Interview with Luis Bunuel

14 mai 1960
04m
Ref. 00062

Transcription

François Chalais
Plus sérieux encore, le grand metteur andalou du "Chien Andalou" et de "Los Olvidados", Luis Bunuel nous attendait. Luis Bunuel, comme tous les êtres qui se mettent tout entier dans leurs oeuvres, qui ne cachent rien d'eux lorsqu'ils travaillent, lorsqu'ils s'expriment pour un public, lorsque vous vous montrez en particulier, vous êtes, au contraire, extrêmement secret. On dirait que vous essayez d'en montrer d'autant moins que vos oeuvres veulent en montrer d'avantage. Vous refusez, par exemple, toutes les interviews. Je ne dis pas ça par forfanterie, parce que vous êtes là, que vous acceptez de répondre à nos questions. Mais j'aimerais savoir à quoi cela correspond ?
Luis Bunuel
J'ai une certaine pudeur de l'exhibitionnisme, c'est mettre en face d'une caméra, soit à la télévision, des photographies. C'est très courant dans notre époque, n'est-ce pas ? Mais pour moi, pour des raisons tout à fait personnelles et peut-être irrationelles, j'ai une certaine horreur à ça. Et je n'aime pas la publicité. Je vis dans un monde assez retiré. Et peut-être à cause de ça aussi, je n'aime pas m'exhiber.
François Chalais
Enfin, il vous arrive de rencontrer des écrivains ou des journalistes qui disent des choses que vous aviez envie que l'on dise ?
Luis Bunuel
Oui. J'en ai rencontré, des fois.
François Chalais
Parce que très souvent, lorsque nous lisons ce genre d'exégèse à propos de Renoir ou de Hitchcock ou de qui vous voudrez, de Mankiewicz, ou de vous-même, on est quelquefois un peu effaré parce qu'on se demande si vous avez pensé à tant de choses quand vous étiez en train de faire un film, en train de vous battre avec la pellicule et avec une idée.
Luis Bunuel
Est-ce qu'on a commis de très graves erreurs à votre sujet ? Oui.

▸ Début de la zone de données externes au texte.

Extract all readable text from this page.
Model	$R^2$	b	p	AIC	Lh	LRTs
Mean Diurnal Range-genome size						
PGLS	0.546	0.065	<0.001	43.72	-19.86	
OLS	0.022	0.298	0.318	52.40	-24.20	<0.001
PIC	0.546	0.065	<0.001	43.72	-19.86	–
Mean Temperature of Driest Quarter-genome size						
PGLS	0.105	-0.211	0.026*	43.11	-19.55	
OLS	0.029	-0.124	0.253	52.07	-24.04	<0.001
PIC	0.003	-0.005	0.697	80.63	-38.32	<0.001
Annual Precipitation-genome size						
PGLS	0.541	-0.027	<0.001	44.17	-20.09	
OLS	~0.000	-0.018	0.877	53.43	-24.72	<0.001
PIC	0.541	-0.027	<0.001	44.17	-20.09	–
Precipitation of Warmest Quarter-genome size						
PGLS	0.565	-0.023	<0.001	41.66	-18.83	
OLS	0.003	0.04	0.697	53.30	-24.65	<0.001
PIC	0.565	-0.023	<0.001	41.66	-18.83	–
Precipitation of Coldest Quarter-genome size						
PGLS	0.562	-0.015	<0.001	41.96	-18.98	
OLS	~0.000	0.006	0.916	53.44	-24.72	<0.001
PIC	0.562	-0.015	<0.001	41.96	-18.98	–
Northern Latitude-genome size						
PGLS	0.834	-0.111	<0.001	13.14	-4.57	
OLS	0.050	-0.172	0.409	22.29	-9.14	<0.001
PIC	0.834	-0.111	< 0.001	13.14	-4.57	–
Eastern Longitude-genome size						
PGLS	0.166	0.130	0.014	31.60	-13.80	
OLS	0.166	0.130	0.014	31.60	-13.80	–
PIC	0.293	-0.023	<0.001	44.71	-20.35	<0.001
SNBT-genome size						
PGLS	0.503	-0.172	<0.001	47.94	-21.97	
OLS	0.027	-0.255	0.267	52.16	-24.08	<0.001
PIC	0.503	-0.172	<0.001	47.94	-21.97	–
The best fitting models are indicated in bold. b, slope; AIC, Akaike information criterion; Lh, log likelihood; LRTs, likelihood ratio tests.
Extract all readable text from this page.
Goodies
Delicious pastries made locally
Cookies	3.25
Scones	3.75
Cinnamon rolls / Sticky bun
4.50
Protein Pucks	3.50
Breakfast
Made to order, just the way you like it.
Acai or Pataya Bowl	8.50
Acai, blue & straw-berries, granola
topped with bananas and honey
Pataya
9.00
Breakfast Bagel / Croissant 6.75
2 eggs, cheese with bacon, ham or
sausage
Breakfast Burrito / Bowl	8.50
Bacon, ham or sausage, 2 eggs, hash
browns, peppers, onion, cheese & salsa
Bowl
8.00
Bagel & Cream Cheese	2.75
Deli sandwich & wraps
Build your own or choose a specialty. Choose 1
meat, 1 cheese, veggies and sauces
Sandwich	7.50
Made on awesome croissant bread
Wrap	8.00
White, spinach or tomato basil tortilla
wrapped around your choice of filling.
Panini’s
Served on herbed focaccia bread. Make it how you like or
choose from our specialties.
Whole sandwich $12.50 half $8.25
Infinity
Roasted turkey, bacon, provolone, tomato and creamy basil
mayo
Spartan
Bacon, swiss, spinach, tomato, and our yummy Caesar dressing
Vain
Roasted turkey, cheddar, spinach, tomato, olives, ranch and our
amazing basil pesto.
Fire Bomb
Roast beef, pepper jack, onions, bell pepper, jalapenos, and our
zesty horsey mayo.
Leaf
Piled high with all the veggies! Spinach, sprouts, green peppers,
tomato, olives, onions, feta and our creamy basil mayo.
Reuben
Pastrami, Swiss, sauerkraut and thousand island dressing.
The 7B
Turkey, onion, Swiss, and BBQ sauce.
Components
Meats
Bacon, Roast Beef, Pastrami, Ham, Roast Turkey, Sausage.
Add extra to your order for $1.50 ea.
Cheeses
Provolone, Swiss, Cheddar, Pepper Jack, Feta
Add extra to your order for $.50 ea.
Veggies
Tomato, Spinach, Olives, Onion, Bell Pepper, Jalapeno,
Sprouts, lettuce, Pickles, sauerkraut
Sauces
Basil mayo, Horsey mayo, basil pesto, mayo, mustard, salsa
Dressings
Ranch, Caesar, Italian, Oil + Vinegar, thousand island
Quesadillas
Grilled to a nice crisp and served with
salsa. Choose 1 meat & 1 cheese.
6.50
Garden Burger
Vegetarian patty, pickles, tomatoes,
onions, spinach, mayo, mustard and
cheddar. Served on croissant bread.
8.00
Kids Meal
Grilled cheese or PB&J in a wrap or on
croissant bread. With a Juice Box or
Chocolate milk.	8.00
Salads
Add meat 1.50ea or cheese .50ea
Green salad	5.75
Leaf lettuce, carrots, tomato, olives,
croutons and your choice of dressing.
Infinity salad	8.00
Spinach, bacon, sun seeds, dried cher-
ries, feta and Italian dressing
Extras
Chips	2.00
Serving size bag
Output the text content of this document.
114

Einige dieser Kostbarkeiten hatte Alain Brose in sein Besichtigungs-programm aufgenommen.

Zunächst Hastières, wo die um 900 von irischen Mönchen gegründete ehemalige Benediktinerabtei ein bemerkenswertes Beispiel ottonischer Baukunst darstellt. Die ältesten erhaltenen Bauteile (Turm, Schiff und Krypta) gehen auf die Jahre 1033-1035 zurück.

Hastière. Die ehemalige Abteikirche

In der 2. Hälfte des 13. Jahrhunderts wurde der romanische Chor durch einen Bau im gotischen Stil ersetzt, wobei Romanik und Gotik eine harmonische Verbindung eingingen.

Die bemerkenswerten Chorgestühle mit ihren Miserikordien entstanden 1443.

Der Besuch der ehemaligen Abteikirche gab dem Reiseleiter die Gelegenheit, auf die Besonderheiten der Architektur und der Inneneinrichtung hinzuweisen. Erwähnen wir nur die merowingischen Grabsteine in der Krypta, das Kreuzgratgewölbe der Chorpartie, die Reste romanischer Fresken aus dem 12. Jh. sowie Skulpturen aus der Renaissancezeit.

D'abord, la plus petite situation, le geste le plus ambigu, on l'interprète symboliquement. Je n'ai jamais fais de symboles. Bien entendu, tout peut être symbolique. Mais personnellement, je ne tâche pas de faire des symboles.
François Chalais
C'est-à-dire que vous ne pouvez plus mettre un cactus au milieu d'un désert, ça donne trois pages de littérature ? On voit laquelle. Luis Bunuel, vous avez été beaucoup attaqué dans votre vie, et c'est exact ce que vous disiez, tout à l'heure : on vous a même extrêmement insulté, ce qui est un peu surpenant pour le metteur en scène auquel nous devons "Robinson Crusoe", "El", "Los Olvidados", beaucoup d'autres chefs-d'oeuvres. Vous avez même dû quitter votre pays et émigrer, aller vivre au loin. Est-ce que, malgré cela, vous avez pu conserver le sentiment que vous étiez un homme libre ?
Luis Bunuel
La liberté totale n'existe pas. Je n'étais jamais libre. Je suis libre quand je ferme les yeux et je suis avec moi-même, sans ça, je me sens toujours enchaîné. Et justement, l'inconformisme, c'est cette tendance à casser les chaînes, à récupérer sa propre liberté, chose qui est impossible. C'est pour ça, dans l'inconformisme, c'est permanent et total avec la réalité, c'est-à-dire.
François Chalais
Considérez-vous que la liberté d'esprit et de création soit, aujourd'hui, plus menacée qu'elle ne l'était autrefois ?
Luis Bunuel
Ah oui, tout le monde est plus menacé. La liberté d'expression aussi.
François Chalais
Pourtant, ça devrait être le contraire. Les guerres sont à peu près finies, les gens ont quand même évolué. Certains conformismes ont disparu. Les enfants sont évolués plus jeunes. Et vous croyez que malgré ça, la situation est plus grave ?
Luis Bunuel
Oui, la situation est plus grave.
François Chalais
Qu'est-ce qui le vous fait dire ?
Luis Bunuel
Je ne crois pas que ça soit beaucoup plus grave, c'était toujours grave. Mais maintenant, à cause des condictions du monde actuel, des conditions économiques, politiques, ça s'est aggravé beaucoup. Du point de vue de la liberté humaine, aujourd'hui, nous sommes beaucoup moins libres, par exemple, qu'il y a trente ans, dans le monde. Ca se voit par les restrictions, les passeports, la haine. Je crois que nous sommes dans un monde très [inaudible], aujourd'hui.
François Chalais
Alors, que faut-il faire ?
Luis Bunuel
Qu'est-ce qu'il faut faire ? Rien. Fermer les yeux. Et quelques-uns et les autres, lutter.